A Missouri inmate was executed early Wednesday for abducting, raping and killing a Kansas City teenager as she waited for her school bus in 1989, marking the state’s fourth lethal injection in as many months.
Michael Taylor, 47, was pronounced dead at 12:10 a.m. at the state prison in Bonne Terre. Federal courts and the governor had refused last-minute appeals from his attorneys, who argued that the execution drug purchased from a compounding pharmacy could have caused Taylor inhuman pain and suffering.
Taylor offered no final statement, although he mouthed silent words to his parents, clergymen and other relatives who witnessed his death. As the process began, he took two deep breaths before closing his eyes for the last time. There were no obvious signs of distress.
His victim, 15-year-old Ann Harrison, was in her driveway, carrying her school books, flute and purse, when Taylor and Roderick Nunley abducted her. The men pulled her into their stolen car and drove her to a home, where they raped and fatally stabbed her as she pleaded for her life. Nunley was also sentenced to death.
Ann’s father and two of her uncles witnessed Taylor’s execution. They declined to make a public statement.
In their appeals, Taylor’s attorneys questioned Missouri’s use of an unnamed compounding pharmacy to provide the execution drug, pentobarbital. They also cited concerns about the state executing inmates before appeals were complete and argued that Taylor’s original trial attorney was so overworked that she encouraged him to plead guilty.
After using a three-drug execution method for years, Missouri switched late last year to pentobarbital.
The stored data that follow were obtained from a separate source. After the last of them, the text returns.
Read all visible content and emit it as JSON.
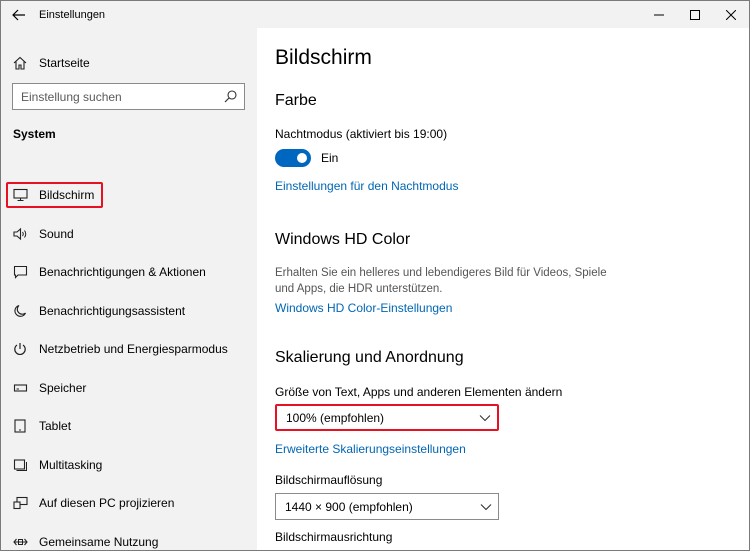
{
  "window": {
    "title": "Einstellungen"
  },
  "sidebar": {
    "home_label": "Startseite",
    "search_placeholder": "Einstellung suchen",
    "section_title": "System",
    "items": [
      {
        "label": "Bildschirm",
        "icon": "monitor-icon",
        "selected": true
      },
      {
        "label": "Sound",
        "icon": "speaker-icon"
      },
      {
        "label": "Benachrichtigungen & Aktionen",
        "icon": "notification-icon"
      },
      {
        "label": "Benachrichtigungsassistent",
        "icon": "moon-icon"
      },
      {
        "label": "Netzbetrieb und Energiesparmodus",
        "icon": "power-icon"
      },
      {
        "label": "Speicher",
        "icon": "storage-icon"
      },
      {
        "label": "Tablet",
        "icon": "tablet-icon"
      },
      {
        "label": "Multitasking",
        "icon": "multitasking-icon"
      },
      {
        "label": "Auf diesen PC projizieren",
        "icon": "project-icon"
      },
      {
        "label": "Gemeinsame Nutzung",
        "icon": "shared-icon"
      }
    ]
  },
  "main": {
    "title": "Bildschirm",
    "color_section": {
      "heading": "Farbe",
      "night_mode_label": "Nachtmodus (aktiviert bis 19:00)",
      "toggle_state": "Ein",
      "settings_link": "Einstellungen für den Nachtmodus"
    },
    "hdr_section": {
      "heading": "Windows HD Color",
      "description": "Erhalten Sie ein helleres und lebendigeres Bild für Videos, Spiele und Apps, die HDR unterstützen.",
      "link": "Windows HD Color-Einstellungen"
    },
    "scale_section": {
      "heading": "Skalierung und Anordnung",
      "size_label": "Größe von Text, Apps und anderen Elementen ändern",
      "size_value": "100% (empfohlen)",
      "advanced_link": "Erweiterte Skalierungseinstellungen",
      "resolution_label": "Bildschirmauflösung",
      "resolution_value": "1440 × 900 (empfohlen)",
      "orientation_label": "Bildschirmausrichtung"
    }
  },
  "colors": {
    "accent": "#0067c0",
    "link": "#0066b4",
    "highlight": "#e81123",
    "sidebar_bg": "#f2f2f2"
  }
}
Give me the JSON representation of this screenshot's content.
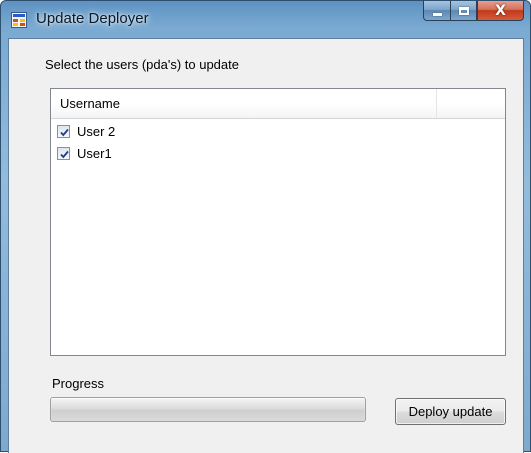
{
  "window": {
    "title": "Update Deployer",
    "icon": "app-window-icon",
    "caption_buttons": [
      "minimize-icon",
      "maximize-icon",
      "close-icon"
    ],
    "close_glyph": "X"
  },
  "main": {
    "instruction": "Select the users (pda's) to update",
    "list": {
      "columns": [
        "Username",
        ""
      ],
      "rows": [
        {
          "label": "User 2",
          "checked": true
        },
        {
          "label": "User1",
          "checked": true
        }
      ]
    },
    "progress": {
      "label": "Progress",
      "value": 0
    },
    "deploy_button": "Deploy update"
  },
  "colors": {
    "accent": "#7aaad2",
    "close_button": "#c2391c",
    "client_background": "#f0f0f0"
  }
}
The same drug had been used in three earlier Missouri executions, and state officials said none of those inmates showed outward signs of distress.
Still, attorneys for Taylor said using a drug from a compounding pharmacy, which unlike large pharmaceutical companies are not regulated by the U.S. Food and Drug Administration, runs the risk of causing pain and suffering during the execution.
The Oklahoma-based compounding pharmacy Apothecary Shoppe agreed last week that it wouldn’t supply the pentobarbital for Taylor’s execution, forcing Missouri to find a new supplier. Attorney General Chris Koster’s office said a new provider had been found, but Koster refused to name the pharmacy, citing the state’s execution protocol that allows the manufacturer anonymity.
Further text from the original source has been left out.